After World War I, when Standard Oil wanted to unify all its marketing activities under one easily identifiable trademark, the name ESSO was chosen because it was short and memorable and suggested the initials of the company. But due to trademark disputes in different territories, (Standard Oil in the Midwest insisted the marketing symbol was their exclusive property), explains Don Voorhees in The Book of Totally Useless Information, the world famous company had to do something drastic.
“After exhaustive consumer and legal research studies, the name EXXON was decided upon (in 1972). It was essentially a new word, but close enough to ESSO to make consumer recognition a little easier.”
To me, as a corporate blogging trainer, I must say, I found this information about the origins of the name EXXON far from totally useless. (I’d found the information in the first place as part of the “reading around” process I think plays such a big part in successfully keeping up a corporate or professional practitioner blog.)

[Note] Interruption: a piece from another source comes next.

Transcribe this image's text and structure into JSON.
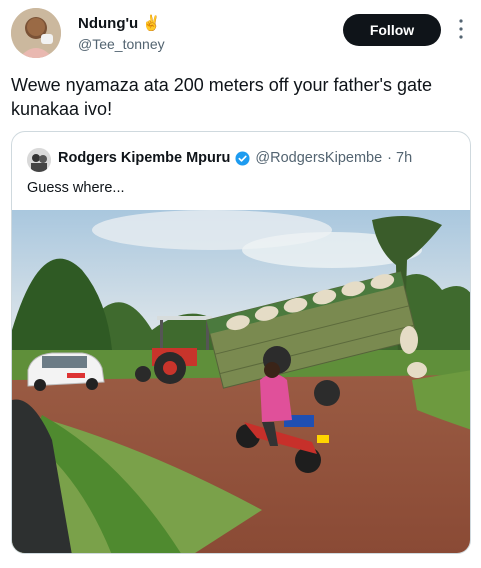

The tie-in with blog content writing stems from the fact that consumers turn to search engines for help finding specific kinds of information, services, products, and expertise. Using the mechanism of key words and phrases, the search engine "makes a match" and delivers results to the viewer.
Every once in a while, though, there's a "disconnect" between what the searcher wanted and what he or she actually finds. If this happens with your blog, even though it's not one of your target customers who clicks on the blog link, it's not necessarily bad news. That kind of "mistake" can even result in you converting a searcher-gone-astray into a buyer. I call this "accidental organic donating".
An example might be that a mom, in the process of helping her child with homework, goes on Google to find information about the state of Hawaii. The search engine uses the key word "Hawaii" and brings up a blog about Hawaii presented by a travel company. The blog so enticingly portrays Hawaii as a destination, the mom bookmarks the site, and later uses that travel agency to plan a surprise anniversary trip with her husband!
Just as EXXON was a new word, but close enough to the familiar ESSO name, including topics in the blog that are “trending” makes it makes it a little easier for business blog content writers to establish familiarity with customers.
When an "accident" turns out to bring a new reader to your blog, and if your content engages that reader's interest, the mistake can result in your converting a mistake into a customer!